Chronic stress can lead to the development of anxiety and mood disorders. Thus, novel therapies for preventing adverse effects of stress are vitally important. Recently, the protein tyrosine phosphatase PTP1B was identified as a novel regulator of stress-induced anxiety. This opens up exciting opportunities to exploit PTP1B inhibitors as anxiolytics.

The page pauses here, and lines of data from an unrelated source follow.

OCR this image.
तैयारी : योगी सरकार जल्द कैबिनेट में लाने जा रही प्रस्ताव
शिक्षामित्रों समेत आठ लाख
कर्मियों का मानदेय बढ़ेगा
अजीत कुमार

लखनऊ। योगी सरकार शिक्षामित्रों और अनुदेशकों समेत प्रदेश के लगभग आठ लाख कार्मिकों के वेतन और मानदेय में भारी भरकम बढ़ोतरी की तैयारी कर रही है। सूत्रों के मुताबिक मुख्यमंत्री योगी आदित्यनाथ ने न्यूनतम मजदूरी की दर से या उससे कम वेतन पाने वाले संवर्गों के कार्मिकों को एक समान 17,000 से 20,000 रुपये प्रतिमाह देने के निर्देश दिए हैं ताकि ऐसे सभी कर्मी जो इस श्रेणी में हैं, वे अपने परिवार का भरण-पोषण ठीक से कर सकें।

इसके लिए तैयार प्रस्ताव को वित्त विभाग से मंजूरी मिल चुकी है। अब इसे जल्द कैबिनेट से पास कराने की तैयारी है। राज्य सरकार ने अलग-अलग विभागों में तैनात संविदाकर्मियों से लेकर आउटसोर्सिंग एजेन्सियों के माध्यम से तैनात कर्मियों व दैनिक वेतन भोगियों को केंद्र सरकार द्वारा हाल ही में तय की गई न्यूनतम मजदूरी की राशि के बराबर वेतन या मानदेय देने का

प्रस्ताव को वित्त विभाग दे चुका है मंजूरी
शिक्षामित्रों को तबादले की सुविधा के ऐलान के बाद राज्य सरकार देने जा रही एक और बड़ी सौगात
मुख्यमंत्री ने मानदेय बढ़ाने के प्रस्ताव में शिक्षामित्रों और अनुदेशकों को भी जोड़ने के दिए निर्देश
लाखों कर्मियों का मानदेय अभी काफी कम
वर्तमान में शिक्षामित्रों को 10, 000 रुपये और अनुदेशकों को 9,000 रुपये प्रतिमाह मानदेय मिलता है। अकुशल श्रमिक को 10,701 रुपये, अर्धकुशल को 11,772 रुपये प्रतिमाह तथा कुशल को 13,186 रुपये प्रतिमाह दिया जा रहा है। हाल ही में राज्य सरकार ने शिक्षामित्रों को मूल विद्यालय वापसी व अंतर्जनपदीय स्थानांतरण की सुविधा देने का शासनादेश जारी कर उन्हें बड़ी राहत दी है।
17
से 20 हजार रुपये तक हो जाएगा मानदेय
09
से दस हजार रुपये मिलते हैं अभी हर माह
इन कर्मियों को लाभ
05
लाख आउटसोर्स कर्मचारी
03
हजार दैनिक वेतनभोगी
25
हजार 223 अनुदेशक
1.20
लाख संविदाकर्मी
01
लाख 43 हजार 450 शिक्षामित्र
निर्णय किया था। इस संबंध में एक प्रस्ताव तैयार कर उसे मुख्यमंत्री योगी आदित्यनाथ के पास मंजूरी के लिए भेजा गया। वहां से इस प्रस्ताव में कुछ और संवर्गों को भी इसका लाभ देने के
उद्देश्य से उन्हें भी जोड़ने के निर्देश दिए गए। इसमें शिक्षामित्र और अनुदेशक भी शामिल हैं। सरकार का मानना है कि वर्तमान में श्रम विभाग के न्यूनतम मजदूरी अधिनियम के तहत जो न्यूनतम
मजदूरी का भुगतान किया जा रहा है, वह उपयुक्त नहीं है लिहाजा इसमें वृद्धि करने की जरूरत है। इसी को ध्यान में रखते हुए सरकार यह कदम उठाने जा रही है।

DPM-1001 decreased copper levels and ameliorated deficits in a mouse model of Wilson's disease

The levels of copper, which is an essential element in living organisms, are under tight homeostatic control. Inactivating mutations in ATP7B, a P-type Cu-ATPase that functions in copper excretion, promote aberrant accumulation of the metal, primarily the in liver and brain. This condition underlies Wilsons disease, a severe autosomal recessive disorder characterized by profound hepatic and neurological deficits. Current treatment regimens rely on the use of broad specificity metal chelators as decoppering agents; however, there are side effects that limit their effectiveness. Here, we present the characterization of DPM-1001 {methyl 4-[7-hydroxy-10,13-dimethyl-3-({4-[(pyridin-2-ylmethyl)amino]butyl}amino)hexadecahydro-1H-cyclopenta[a]phenanthren-17-yl] pentanoate} as a potent and highly selective chelator of copper that is orally bioavailable. Treatment of cell models, including fibroblasts derived from Wilsons disease patients, eliminated adverse effects associated with copper accumulation. Furthermore, treatment of the toxic milk mouse model of Wilsons disease with DPM-1001 lowered the levels of copper in the liver and brain, removing excess copper by excretion in the feces while ameliorating symptoms associated with the disease. These data suggest that it may be worthwhile to investigate DPM-1001 further as a new therapeutic agent for the treatment of Wilsons disease, with potential for application in other indications associated with elevated copper, including cancer and neurodegenerative diseases.